Re: Ultima Thule - exhibition at Tullie House
Posted: Thu Jan 13, 2011 5:43 pm Etc/GMT-1+01:00
by Adrian Brewster
Hi Stephen,
Loved the exhibition. Tremendous prints that hang together well as a narrative. A voyage to the edge of the world, the romantic sublime, Nasa alien worlds but brought forcefully back to earth with an ecological vision. 10x8 "forensic observation" of the grinding edge of geology, ice and water. The skies are a massive soft box of light and what at first seems beyond our known world opens out into a feeling for the volcanic, ice carved rock beneath this thin skin of green earth. That centre piece chunk of ice with its internal blue light and scalloped edges is the key that unlocks the rock designs in this wilderness. Land, sea, air and light become one process.
Also quite topical as Mark Stone/Kennedy, the undercover cop, infiltrated and presumably helped sabotage the Saving Iceland group
http://www.savingiceland.org/ campaigning to save this last wilderness. It just shows how important landscape photography can be in showing that what is often dismissed as wasteland by the industrialists is so preciously beautiful.
Regards
Adrian
Re: Ultima Thule - exhibition at Tullie House
Posted: Thu Jan 13, 2011 7:11 pm Etc/GMT-1+01:00
by Stephen Vaughan
Adrian Brewster wrote:Hi Stephen,
Loved the exhibition. Tremendous prints that hang together well as a narrative. A voyage to the edge of the world, the romantic sublime, Nasa alien worlds but brought forcefully back to earth with an ecological vision. 10x8 "forensic observation" of the grinding edge of geology, ice and water. The skies are a massive soft box of light and what at first seems beyond our known world opens out into a feeling for the volcanic, ice carved rock beneath this thin skin of green earth. That centre piece chunk of ice with its internal blue light and scalloped edges is the key that unlocks the rock designs in this wilderness.
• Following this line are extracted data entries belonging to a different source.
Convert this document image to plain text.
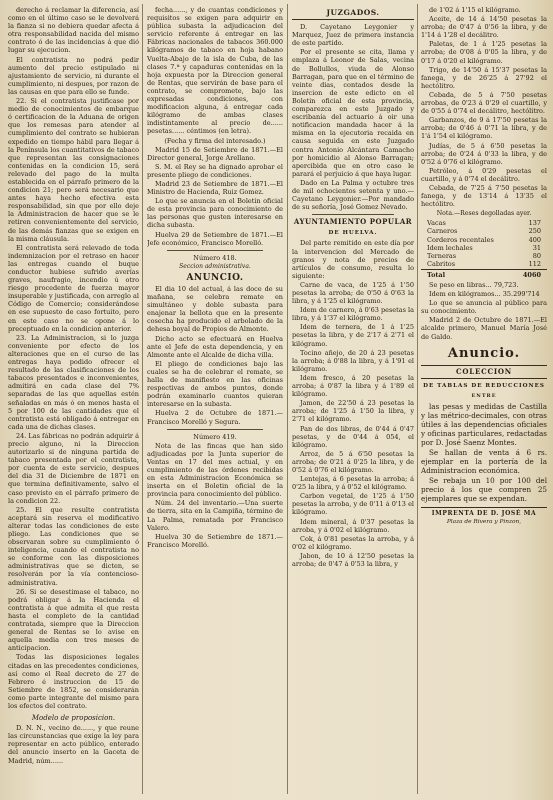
derecho á reclamar la diferencia, así como en el último caso se le devolverá la fianza si no debiera quedar afecta á otra responsabilidad nacida del mismo contrato ó de las incidencias á que dió lugar su ejecucion.

El contratista no podrá pedir aumento del precio estipulado ni ajustamiento de servicio, ni durante el cumplimiento, ni despues, por razon de las causas en que para ello se funde.

22. Si el contratista justificase por medio de conocimientos de embarque ó certificacion de la Aduana de origen que los remesas para atender al cumplimiento del contrato se hubieran expedido en tiempo hábil para llegar á la Península los cuantitativos de tabaco que representan las consignaciones contenidas en la condicion 15, será relevado del pago de la multa establecida en el párrafo primero de la condicion 21; pero será necesario que antes haya hecho efectiva esta responsabilidad, sin que por ello deje la Administracion de hacer que se le retiren convenientemente del servicio, de las demás fianzas que se exigen en la misma cláusula.

El contratista será relevado de toda indemnizacion por el retraso en hacer las entregas cuando el buque conductor hubiese sufrido averías graves, naufragio, incendio ú otro riesgo procedente de fuerza mayor insuperable y justificada, con arreglo al Código de Comercio; considerándose en ese supuesto de caso fortuito, pero en este caso no se opone á lo preceptuado en la condicion anterior.

23. La Administracion, si lo juzga conveniente por efecto de los alteraciones que en el curso de las entregas haya podido ofrecer el resultado de las clasificaciones de los tabacos presentados e inconvenientes, admitirá en cada clase del 7% separadas de las que aquellas estén señaladas en más ó en menos hasta el 5 por 100 de las cantidades que el contratista está obligado á entregar en cada una de dichas clases.

24. Las fábricas no podrán adquirir á precio alguno, ni la Direccion autorizarlo si de ninguna partida de tabaco presentada por el contratista, por cuenta de este servicio, despues del dia 31 de Diciembre de 1871 en que termina definitivamente, salvo el caso previsto en el párrafo primero de la condicion 22.

25. El que resulte contratista aceptará sin reserva el modificativo alterar todas las condiciones de este pliego. Las condiciones que se observaran sobre su cumplimiento ó inteligencia, cuando el contratista no se conforme con las disposiciones administrativas que se dicten, se resolverán por la vía contencioso-administrativa.

26. Si se desestimase el tabaco, no podrá obligar á la Hacienda el contratista á que admita el que resta hasta el completo de la cantidad contratada, siempre que la Direccion general de Rentas se lo avise en aquella media con tres meses de anticipacion.

Todas las disposiciones legales citadas en las precedentes condiciones, así como el Real decreto de 27 de Febrero é instruccion de 15 de Setiembre de 1852, se considerarán como parte integrante del mismo para los efectos del contrato.

Modelo de proposicion.

D. N. N., vecino de......, y que reune las circunstancias que exige la ley para representar en acto público, enterado del anuncio inserto en la Gaceta de Madrid, núm......

fecha......, y de cuantas condiciones y requisitos se exigen para adquirir en pública subasta la adjudicacion del servicio referente á entregar en las Fábricas nacionales de tabacos 360.000 kilógramos de tabaco en hoja habano Vuelta-Abajo de la isla de Cuba, de las clases 7.ª y capaduras contenidas en la hoja expuesta por la Direccion general de Rentas, que servirán de base para el contrato, se compromete, bajo las expresadas condiciones, con modificacion alguna, á entregar cada kilógramo de ambas clases indistintamente al precio de...... pesetas...... céntimos (en letra).

(Fecha y firma del interesado.)

Madrid 15 de Setiembre de 1871.—El Director general, Jorge Arellano.

S. M. el Rey se ha dignado aprobar el presente pliego de condiciones.

Madrid 23 de Setiembre de 1871.—El Ministro de Hacienda, Ruiz Gomez.

Lo que se anuncia en el Boletin oficial de esta provincia para conocimiento de las personas que gusten interesarse en dicha subasta.

Huelva 29 de Setiembre de 1871.—El Jefe económico, Francisco Morelló.

Número 418.
Seccion administrativa.
ANUNCIO.

El dia 10 del actual, á las doce de su mañana, se celebra remate en simultáneo y doble subasta para enajenar la bellota que en la presente cosecha ha producido el arbolado de la dehesa boyal de Propios de Almonte.

Dicho acto se efectuará en Huelva ante el Jefe de esta dependencia, y en Almonte ante el Alcalde de dicha villa.

El pliego de condiciones bajo las cuales se ha de celebrar el remate, se halla de manifiesto en las oficinas respectivas de ambos puntos, donde podrán examinarlo cuantos quieran interesarse en la subasta.

Huelva 2 de Octubre de 1871.—Francisco Morelló y Segura.

Número 419.

Nota de las fincas que han sido adjudicadas por la Junta superior de Ventas en 17 del mes actual, y en cumplimiento de las órdenes recibidas en esta Administracion Económica se inserta en el Boletin oficial de la provincia para conocimiento del público.

Núm. 24 del inventario.—Una suerte de tierra, sita en la Campiña, término de La Palma, rematada por Francisco Valero.

Huelva 30 de Setiembre de 1871.—Francisco Morelló.

JUZGADOS.

D. Cayetano Leygonier y Marquez, Juez de primera instancia de este partido.

Por el presente se cita, llama y emplaza á Leonor de Salas, vecina de Bollullos, viuda de Alonso Barragan, para que en el término de veinte dias, contados desde la insercion de este edicto en el Boletin oficial de esta provincia, comparezca en este Juzgado y escribanía del actuario á oir una notificacion mandada hacer á la misma en la ejecutoria recaida en causa seguida en este Juzgado contra Antonio Alcántara Camacho por homicidio al Alonso Barragan; apercibida que en otro caso le parará el perjuicio á que haya lugar.

Dado en La Palma y octubre tres de mil ochocientos setenta y uno.—Cayetano Leygonier.—Por mandado de su señoría, José Gomez Nevado.

AYUNTAMIENTO POPULAR
DE HUELVA.

Del parte remitido en este día por la intervencion del Mercado de granos y nota de precios de artículos de consumo, resulta lo siguiente:

Carne de vaca, de 1'25 á 1'50 pesetas la arroba; de 0'50 á 0'63 la libra, y á 1'25 el kilógramo.

Idem de carnero, á 0'63 pesetas la libra, y á 1'37 el kilógramo.

Idem de ternera, de 1 á 1'25 pesetas la libra, y de 2'17 á 2'71 el kilógramo.

Tocino añejo, de 20 á 23 pesetas la arroba; á 0'88 la libra, y á 1'91 el kilógramo.

Idem fresco, á 20 pesetas la arroba; á 0'87 la libra y á 1'89 el kilógramo.

Jamon, de 22'50 á 23 pesetas la arroba; de 1'25 á 1'50 la libra, y 2'71 el kilógramo.

Pan de dos libras, de 0'44 á 0'47 pesetas, y de 0'44 á 054, el kilógramo.

Arroz, de 5 á 6'50 pesetas la arroba; de 0'21 á 0'25 la libra, y de 0'52 á 0'76 el kilógramo.

Lentejas, á 6 pesetas la arroba; á 0'25 la libra, y á 0'52 el kilógramo.

Carbon vegetal, de 1'25 á 1'50 pesetas la arroba, y de 0'11 á 0'13 el kilógramo.

Idem mineral, á 0'37 pesetas la arroba, y á 0'02 el kilógramo.

Cok, á 0'81 pesetas la arroba, y á 0'02 el kilógramo.

Jabon, de 10 á 12'50 pesetas la arroba; de 0'47 á 0'53 la libra, y

de 1'02 á 1'15 el kilógramo.

Aceite, de 14 á 14'50 pesetas la arroba; de 0'47 á 0'56 la libra, y de 1'14 á 1'28 el decálitro.

Paletas, de 1 á 1'25 pesetas la arroba; de 0'08 á 0'05 la libra, y de 0'17 á 0'20 el kilógramo.

Trigo, de 14'50 á 15'37 pesetas la fanega, y de 26'25 á 27'92 el hectólitro.

Cebada, de 5 á 7'50 pesetas arrobas, de 0'23 á 0'29 el cuartillo, y de 0'55 á 0'74 el decálitro, hectólitro.

Garbanzos, de 9 á 17'50 pesetas la arroba; de 0'46 á 0'71 la libra, y de 1'á 1'54 el kilógramo.

Judías, de 5 á 6'50 pesetas la arroba; de 0'24 á 0'33 la libra, y de 0'52 á 0'76 el kilógramo.

Petróleo, á 0'29 pesetas el cuartillo, y á 0'74 el decálitro.

Cebada, de 7'25 á 7'50 pesetas la fanega, y de 13'14 á 13'35 el hectólitro.

Nota.—Reses degolladas ayer.
Vacas	137
Carneros	250
Corderos recentales	400
Idem lechales	31
Terneras	80
Cabritos	112
Total	4060

Se peso en libras... 79,723.

Idem en kilógramos... 35.299'714

Lo que se anuncia al público para su conocimiento.

Madrid 2 de Octubre de 1871.—El alcalde primero, Manuel María José de Galdo.

Anuncio.
COLECCION
DE TABLAS DE REDUCCIONES
ENTRE

las pesas y medidas de Castilla y las métrico-decimales, con otras útiles á las dependencias oficiales y oficinas particulares, redactadas por D. José Saenz Montes.

Se hallan de venta á 6 rs. ejemplar en la portería de la Administracion económica.

Se rebaja un 10 por 100 del precio á los que compren 25 ejemplares que se expendan.

IMPRENTA DE D. JOSÉ MA
Plaza de Rivera y Pinzon,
Land, sea, air and light become one process.
Also quite topical as Mark Stone/Kennedy, the undercover cop, infiltrated and presumably helped sabotage the Saving Iceland group
http://www.savingiceland.org/ campaigning to save this last wilderness. It just shows how important landscape photography can be in showing that what is often dismissed as wasteland by the industrialists is so preciously beautiful.
Regards
Adrian
Hi Adrian
I'm delighted that you were able to make it to see the exhibition – and thank you for your generous response to the work.
The potential industrial developments in Iceland are, as you suggest, a threat to a unique landscape. In the process of making the work, I was acutely aware that the idea of wilderness was not something that we can believe in at the beginning of the 21st Century. Every inch of the land is walked on before, mapped, owned, utilised in one way or another. So, for me, the decision to exclude any trace of human influence on the landscape was to deliberately create a fiction of an impossible landscape – one that is primordial, or otherworldly. Emergent beginning or apocalypse.
The subtext to these imaginings – the reality of a contemporary world where natural resources are harnessed and exploited for economic growth/survival – is inherent in any contemporary study of the land and I'm glad that you recognised this in the exhibition. Although I don't see the central purpose of my work to be ecological protest or activism, I'm glad that it can be provocative in that context.
Thanks again Adrian. All best wishes,
Stephen
PS - The exhibition at Tullie House Museum in Carlisle until Feb 6th. A smaller selection of the work will be shown in London in the Spring, but the Carlisle exhibition is the most extensive and complete.